Singapore is the most expensive city in the world for living in, says the Economist Intelligence Unit after assessing 131 cities across the globe.
People living in Singapore face rapidly rising utility bills and extremely high costs of running an automobile.
Singaporean residents end up paying twice as much as a vehicle’s market value after taking into account registration and excise duties.
Tokyo, which was the most expensive city in the world in 2013, has moved down to ninth position after the Japanese yen slid in value.
Singapore, which has leapt five spots over the last year, also has the priciest clothes in the world and a rising currency. Its transport costs are three times as high those of New York city. The Singapore dollar has risen by more than 35% over the last ten years, with inflation averaging 2.8% over the same period.
The Economist Intelligence Unit (EIU) uses New York city as a base price and assesses costs for over 400 individual items.
Singapore car prices astronomical
Bloomberg quoted Michael Wan, an Economist at Credit Suisse Group in Singapore, who said “Compared to other countries, car prices are at an astronomical level. The labor market is tight and moving forward, we think inflation will be much more of a concern over the next two years.”
With the exception of Caracas, Venezuela, the most expensive cities in the world are dominated by Asian, European and Australasian conurbations.
According to the EIU report, the ten most expensive cities in the world are (in order):
- Paris, France.
- Oslo, Norway.
- Zurich, Switzerland.
- Sydney, Australia.
- Caracas, Venezuela.
- Geneva, Switzerland.
- Melbourne, Australia.
- Tokyo, Japan.
- Copenhagen, Denmark.
India has cheapest cities
The EIU listed Mumbai, India, as the cheapest city in the world to live in, and India’s capital, New Delhi as the third cheapest. Damascus, Syria, is the fourth cheapest city.
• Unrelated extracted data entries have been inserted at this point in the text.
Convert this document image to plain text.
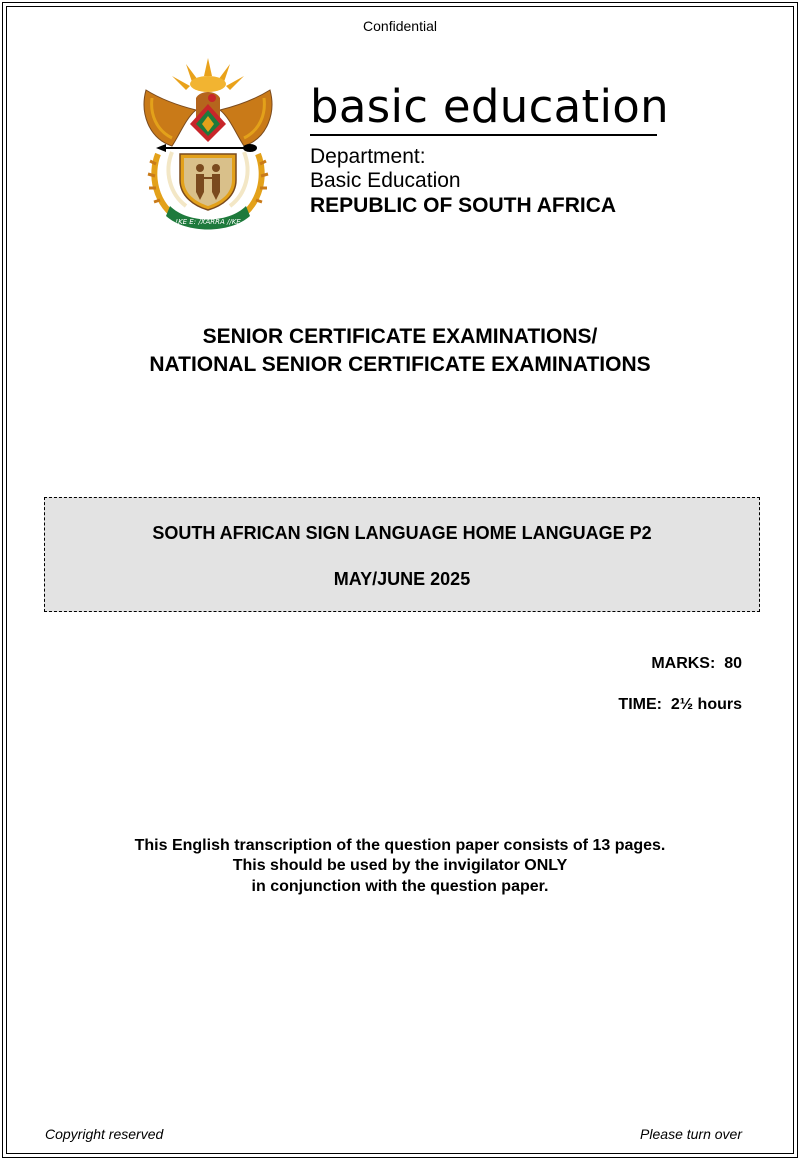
Confidential
!KE E: /XARRA //KE
basic education
Department:
Basic Education
REPUBLIC OF SOUTH AFRICA
SENIOR CERTIFICATE EXAMINATIONS/
NATIONAL SENIOR CERTIFICATE EXAMINATIONS
SOUTH AFRICAN SIGN LANGUAGE HOME LANGUAGE P2
MAY/JUNE 2025
MARKS:  80
TIME:  2½ hours
This English transcription of the question paper consists of 13 pages.
This should be used by the invigilator ONLY
in conjunction with the question paper.
Copyright reserved	Please turn over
Regarding India, the EIU wrote:
“Although India has been tipped for future growth, much of this is driven by its large population and the untapped potential within the economy. Income inequality means that low wages proliferate, driving down household spending and creating many tiers of pricing that keep per capita spending low.”
“This, combined with a cheap and plentiful supply of goods into cities, as well as government subsidies on some products, has kept prices down, especially by Western standards.”
The cheapest cities in the world are:
- Mumbai, India.
- Karachi, Pakistan.
- New Delhi, India.
- Damascus, Syria.
- Kathmandu, Nepal.
- Algiers, Algeria.
- Bucharest, Romania.
- Panama City, Panama.
- Jeddah, Saudi Arabia.
- Riyadh, Saudi Arabia.
Asian cities differ from European ones
Among the Asian cities in the list, grocery prices are particularly high. Tokyo remains the most expensive city in the world for everyday foods.
European cities, unlike the Asian ones, do not have specific categories or items that drive the cost of living up. They are more expensive because of a wide range of items, which together result in higher living costs.
For example, Paris, which has moved six places up in the expensive cities league to number two spot, has no single expenditure category pushing up living costs disproportionately, but it is more expensive in seven out of ten categories included in the EIU survey.